Doesn't the update guide advise making the wiki read only while updates in progress

Carlb added a comment.EditedSat, Nov 21, 11:34 PM

When retrieving pages manually from the database, the names may contain Unicode. A string literal may therefore need the _latin1, _binary or _utf8mb4 modifiers, ie:

SELECT * FROM `page` WHERE `page_title` LIKE _binary'Seleção_Venezuelana_de_Futebol';

If manually changing page.page_latest to point to some other revision to "fix" a page becoming uneditable, the revision id may be obtained from the page history, by clicking the direct link to the last "good" version, ie:

https://desciclopedia.org/index.php?title=Azul_Linhas_Aéreas_Brasileiras&oldid=3899292

The affected page can be found in the page table:

SELECT * FROM `page` WHERE `page_namespace`= 0 AND `page_title` = _binary'Azul_Linhas_Aéreas_Brasileiras';

(in this example, page_id=300716) and patched to point to the last revision visible in the page history, for example:

UPDATE `page` SET `page_latest` = '3899292' WHERE `page`.`page_id` = 300716;

After making any database changes, refresh the page with action=purge:

https://desciclopédia.org/index.php?title=Azul_Linhas_Aéreas_Brasileiras&action=purge

Otherwise, the "broken" version may still appear due to caching.

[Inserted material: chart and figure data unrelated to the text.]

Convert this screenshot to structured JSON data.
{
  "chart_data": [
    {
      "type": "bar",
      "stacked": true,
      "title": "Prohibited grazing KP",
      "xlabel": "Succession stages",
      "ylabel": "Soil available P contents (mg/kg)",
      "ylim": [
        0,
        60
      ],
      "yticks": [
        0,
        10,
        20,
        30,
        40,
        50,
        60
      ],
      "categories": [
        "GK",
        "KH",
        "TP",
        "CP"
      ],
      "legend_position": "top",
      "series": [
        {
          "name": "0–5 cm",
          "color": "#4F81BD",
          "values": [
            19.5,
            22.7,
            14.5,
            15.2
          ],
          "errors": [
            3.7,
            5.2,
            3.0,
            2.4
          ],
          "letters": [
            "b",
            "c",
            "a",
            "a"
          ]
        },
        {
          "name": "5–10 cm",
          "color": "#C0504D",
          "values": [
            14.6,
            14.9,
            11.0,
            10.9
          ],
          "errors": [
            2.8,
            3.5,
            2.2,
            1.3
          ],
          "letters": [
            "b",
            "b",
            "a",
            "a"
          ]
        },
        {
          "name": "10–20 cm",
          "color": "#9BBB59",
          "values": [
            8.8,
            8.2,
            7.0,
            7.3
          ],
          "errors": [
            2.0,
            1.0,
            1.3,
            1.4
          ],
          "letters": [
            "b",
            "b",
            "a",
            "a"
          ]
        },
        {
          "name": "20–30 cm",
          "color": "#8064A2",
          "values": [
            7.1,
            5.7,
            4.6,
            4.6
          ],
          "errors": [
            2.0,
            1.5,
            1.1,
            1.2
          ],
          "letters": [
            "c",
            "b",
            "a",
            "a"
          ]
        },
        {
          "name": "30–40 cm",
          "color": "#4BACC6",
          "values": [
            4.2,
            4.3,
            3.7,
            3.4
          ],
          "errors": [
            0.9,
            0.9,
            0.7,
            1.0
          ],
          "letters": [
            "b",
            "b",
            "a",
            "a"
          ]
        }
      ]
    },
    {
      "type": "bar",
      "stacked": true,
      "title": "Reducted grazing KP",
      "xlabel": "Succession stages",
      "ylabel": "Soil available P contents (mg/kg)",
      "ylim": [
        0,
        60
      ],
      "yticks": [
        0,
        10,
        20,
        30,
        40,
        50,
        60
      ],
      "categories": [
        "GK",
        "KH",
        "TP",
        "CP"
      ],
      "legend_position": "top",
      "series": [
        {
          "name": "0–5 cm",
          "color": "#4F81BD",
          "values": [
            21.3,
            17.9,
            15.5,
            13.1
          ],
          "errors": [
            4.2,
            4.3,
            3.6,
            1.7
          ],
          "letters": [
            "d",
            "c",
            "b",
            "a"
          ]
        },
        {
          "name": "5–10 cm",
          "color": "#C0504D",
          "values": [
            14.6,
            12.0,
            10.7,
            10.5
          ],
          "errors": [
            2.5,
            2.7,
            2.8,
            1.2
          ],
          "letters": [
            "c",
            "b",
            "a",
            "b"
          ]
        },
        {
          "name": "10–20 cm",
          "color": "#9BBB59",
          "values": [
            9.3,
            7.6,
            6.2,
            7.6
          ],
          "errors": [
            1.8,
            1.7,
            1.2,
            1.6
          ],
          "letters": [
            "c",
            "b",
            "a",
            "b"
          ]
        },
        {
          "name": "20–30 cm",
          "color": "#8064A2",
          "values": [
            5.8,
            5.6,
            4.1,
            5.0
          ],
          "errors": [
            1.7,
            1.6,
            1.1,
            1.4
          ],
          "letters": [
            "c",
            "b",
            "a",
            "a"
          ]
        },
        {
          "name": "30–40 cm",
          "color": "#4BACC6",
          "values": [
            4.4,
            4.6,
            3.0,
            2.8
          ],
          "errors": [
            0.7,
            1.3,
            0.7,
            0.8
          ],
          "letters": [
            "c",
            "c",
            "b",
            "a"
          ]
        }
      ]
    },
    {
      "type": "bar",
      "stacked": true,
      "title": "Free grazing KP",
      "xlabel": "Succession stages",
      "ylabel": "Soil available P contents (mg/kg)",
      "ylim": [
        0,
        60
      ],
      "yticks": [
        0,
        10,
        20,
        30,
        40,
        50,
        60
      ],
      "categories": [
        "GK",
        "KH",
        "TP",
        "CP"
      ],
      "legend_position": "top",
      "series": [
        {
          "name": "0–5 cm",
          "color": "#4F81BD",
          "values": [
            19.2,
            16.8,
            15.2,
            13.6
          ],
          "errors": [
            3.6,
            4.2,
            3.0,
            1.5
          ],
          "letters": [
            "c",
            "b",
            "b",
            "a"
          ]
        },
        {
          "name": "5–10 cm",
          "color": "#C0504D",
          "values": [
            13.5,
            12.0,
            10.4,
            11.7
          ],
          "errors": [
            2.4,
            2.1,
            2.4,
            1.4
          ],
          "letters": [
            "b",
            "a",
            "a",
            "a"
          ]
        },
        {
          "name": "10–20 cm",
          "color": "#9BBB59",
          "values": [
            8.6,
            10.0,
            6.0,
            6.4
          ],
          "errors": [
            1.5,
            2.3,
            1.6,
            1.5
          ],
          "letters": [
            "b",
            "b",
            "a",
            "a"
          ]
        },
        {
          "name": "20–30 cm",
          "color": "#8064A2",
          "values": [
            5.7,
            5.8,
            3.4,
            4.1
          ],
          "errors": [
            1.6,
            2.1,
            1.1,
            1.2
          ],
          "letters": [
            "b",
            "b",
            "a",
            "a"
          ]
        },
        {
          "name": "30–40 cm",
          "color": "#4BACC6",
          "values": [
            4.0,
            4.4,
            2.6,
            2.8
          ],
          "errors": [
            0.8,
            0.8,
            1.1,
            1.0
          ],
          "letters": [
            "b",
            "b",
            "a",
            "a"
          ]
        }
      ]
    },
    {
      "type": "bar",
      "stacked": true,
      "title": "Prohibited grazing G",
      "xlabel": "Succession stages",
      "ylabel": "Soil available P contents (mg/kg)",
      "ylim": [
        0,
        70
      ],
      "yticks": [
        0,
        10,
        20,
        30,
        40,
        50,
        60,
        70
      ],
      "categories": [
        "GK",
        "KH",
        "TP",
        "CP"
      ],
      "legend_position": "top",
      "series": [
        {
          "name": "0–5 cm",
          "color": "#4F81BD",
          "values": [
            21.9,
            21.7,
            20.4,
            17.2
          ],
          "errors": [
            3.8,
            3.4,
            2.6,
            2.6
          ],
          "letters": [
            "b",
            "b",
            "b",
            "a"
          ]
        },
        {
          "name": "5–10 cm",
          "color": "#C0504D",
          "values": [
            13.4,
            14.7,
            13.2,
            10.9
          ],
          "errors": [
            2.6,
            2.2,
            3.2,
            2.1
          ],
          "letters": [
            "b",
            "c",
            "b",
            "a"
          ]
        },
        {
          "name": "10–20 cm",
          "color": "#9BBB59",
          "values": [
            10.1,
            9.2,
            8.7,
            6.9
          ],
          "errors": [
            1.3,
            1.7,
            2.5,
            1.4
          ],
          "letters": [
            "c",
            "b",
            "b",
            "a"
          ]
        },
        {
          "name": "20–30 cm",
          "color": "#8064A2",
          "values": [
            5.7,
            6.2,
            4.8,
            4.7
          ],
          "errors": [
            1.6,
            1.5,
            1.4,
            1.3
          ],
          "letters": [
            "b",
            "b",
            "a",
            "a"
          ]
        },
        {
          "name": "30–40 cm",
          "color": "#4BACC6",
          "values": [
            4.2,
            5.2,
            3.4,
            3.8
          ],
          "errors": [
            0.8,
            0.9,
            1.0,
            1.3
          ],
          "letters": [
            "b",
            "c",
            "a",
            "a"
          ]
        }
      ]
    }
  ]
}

That doesn't restore the "lost" or hidden revisions, but it will at least make the page editable and readable.

Doesn't the update guide advise making the wiki read only while updates in progress

It does on the wiki page, but it doesn't look like the UPGRADE file in the repo suggests it.

It is also currently somewhat broken (T151833: maintenance/update.php complains about locked database when $wgReadOnly is set) and it doesn't report the error properly if you don't see the note about the workaround method (T203914: Update.php script fails to report database read-only error).